Got a request for a better explanation of how I made my cushions and printing in general for Lucy :)

First off you have to make a Koda Trace - this is a drawing on special Koda Trace paper and has to completely block the light out so usually takes ages checking that it's opaque and doesn't get smudged. If you want to print more than one colour you have to make a Koda Trace for each colour cos you can only print one colour per Koda Trace.

Then you take your screen and have to coat it with some special purple emulsion that's light sensitive and when it's dry you tape your Koda Trace to it - making sure it's the right way round for printing - and expose it to the light and where the light hits the paint it hardens and where your Koda Trace is the paint stays soft and washes off, leaving parts of the screen clear to print through!

To actually print, you pin your fabric to the backing cloth on the fancy print table we have so it doesn't move when you're printing on it, place your screen in the right place over the fabric with a line of paste at the top and pull your squeegee with the paste over the bit that you want to print. Depending on how thick/heavy the fabric is you need to pull the paste over it more - silk only needs one or 2 pulls but a heavy cotton would need 4/5.

There are different pastes too - this is getting a bit confusing - there are dye pastes that actually dye the fabric so the fabric still flows how it should, and pigment ones that just sit on top of the fabric so if it was on a light fabric like a silk it wouldn't flow the same. I like the dye pastes for that reason, cos I really like using silk :) The pigment ones are quite funky too cos there are loads of special ones that expand when you iron them and are all 3D!

On my cushions and tea towel I printed the black outlines in pigment (not the cool 3D stuff sadly) and when it had dried I painted the colour into it with the dye pastes.

Then it all needs fixing so the colour doesn't run when it's washed - pigment (my black stuff) just needs ironing on the back for a few mins which is really nice and quick but the dye paste (my colour) needs to go in this big scary steamer which everyone makes me open and close cos the think they're gonna fall in it! Anyway, the dye pastes need to be steamed for about half an hour then rinsed so the excess colour comes out - that scares me more than the steamer cos I always worry that ALL the colour will come out or it'll dye the rest of the fabric around it and turn it funny colours and other horrors but its usually fine.

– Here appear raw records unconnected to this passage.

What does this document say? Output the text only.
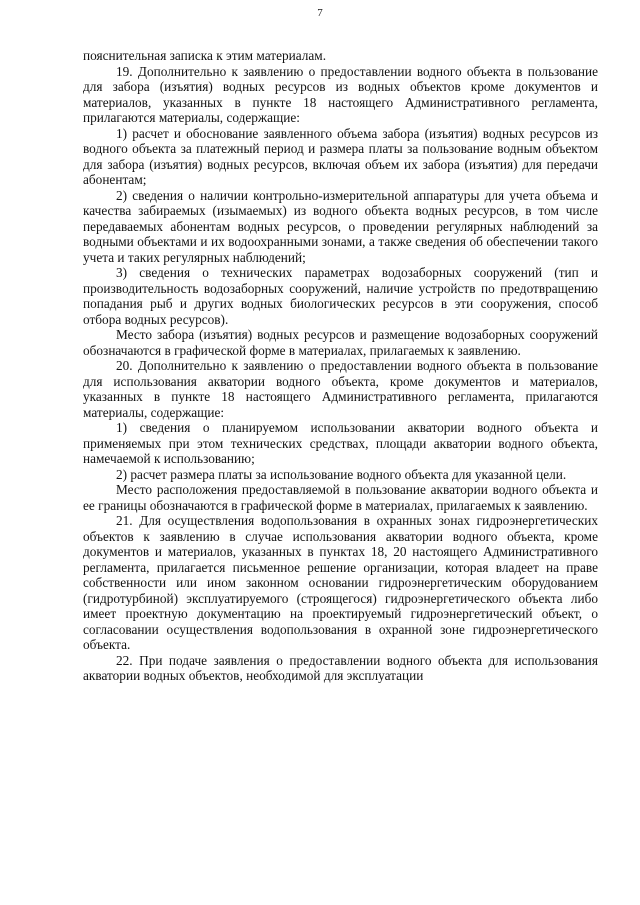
7

пояснительная записка к этим материалам.

19. Дополнительно к заявлению о предоставлении водного объекта в пользование для забора (изъятия) водных ресурсов из водных объектов кроме документов и материалов, указанных в пункте 18 настоящего Административного регламента, прилагаются материалы, содержащие:

1) расчет и обоснование заявленного объема забора (изъятия) водных ресурсов из водного объекта за платежный период и размера платы за пользование водным объектом для забора (изъятия) водных ресурсов, включая объем их забора (изъятия) для передачи абонентам;

2) сведения о наличии контрольно-измерительной аппаратуры для учета объема и качества забираемых (изымаемых) из водного объекта водных ресурсов, в том числе передаваемых абонентам водных ресурсов, о проведении регулярных наблюдений за водными объектами и их водоохранными зонами, а также сведения об обеспечении такого учета и таких регулярных наблюдений;

3) сведения о технических параметрах водозаборных сооружений (тип и производительность водозаборных сооружений, наличие устройств по предотвращению попадания рыб и других водных биологических ресурсов в эти сооружения, способ отбора водных ресурсов).

Место забора (изъятия) водных ресурсов и размещение водозаборных сооружений обозначаются в графической форме в материалах, прилагаемых к заявлению.

20. Дополнительно к заявлению о предоставлении водного объекта в пользование для использования акватории водного объекта, кроме документов и материалов, указанных в пункте 18 настоящего Административного регламента, прилагаются материалы, содержащие:

1) сведения о планируемом использовании акватории водного объекта и применяемых при этом технических средствах, площади акватории водного объекта, намечаемой к использованию;

2) расчет размера платы за использование водного объекта для указанной цели.

Место расположения предоставляемой в пользование акватории водного объекта и ее границы обозначаются в графической форме в материалах, прилагаемых к заявлению.

21. Для осуществления водопользования в охранных зонах гидроэнергетических объектов к заявлению в случае использования акватории водного объекта, кроме документов и материалов, указанных в пунктах 18, 20 настоящего Административного регламента, прилагается письменное решение организации, которая владеет на праве собственности или ином законном основании гидроэнергетическим оборудованием (гидротурбиной) эксплуатируемого (строящегося) гидроэнергетического объекта либо имеет проектную документацию на проектируемый гидроэнергетический объект, о согласовании осуществления водопользования в охранной зоне гидроэнергетического объекта.

22. При подаче заявления о предоставлении водного объекта для использования акватории водных объектов, необходимой для эксплуатации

When every thing's been fixed they just need to be sewn - the sewing's pretty easy but the measuring so every thing's in the right place is fiddly. The tea towel is easiest cos that's just had all the edges folded and sewn. The cushion has the edges sewn then is folded with the right sides together - this is the fiddly bit cos you need to measure everything so it's the right size - it's folded differently depending on where you want the back seam  -and then sewn down the edges to finish it. To FINISH finish it it needs ironing so it's all uncreased and beautiful and looks like the ones I made :)

Hope that was helpful, I know there's looooads of info there - we had about 2 weeks to learn all that and I've just chucked it at you in one lol. Its probably way more info than you needed but I wanted to explain everything properly. If I haven't explained something enough or have actually missed something out let me know and I'll add in.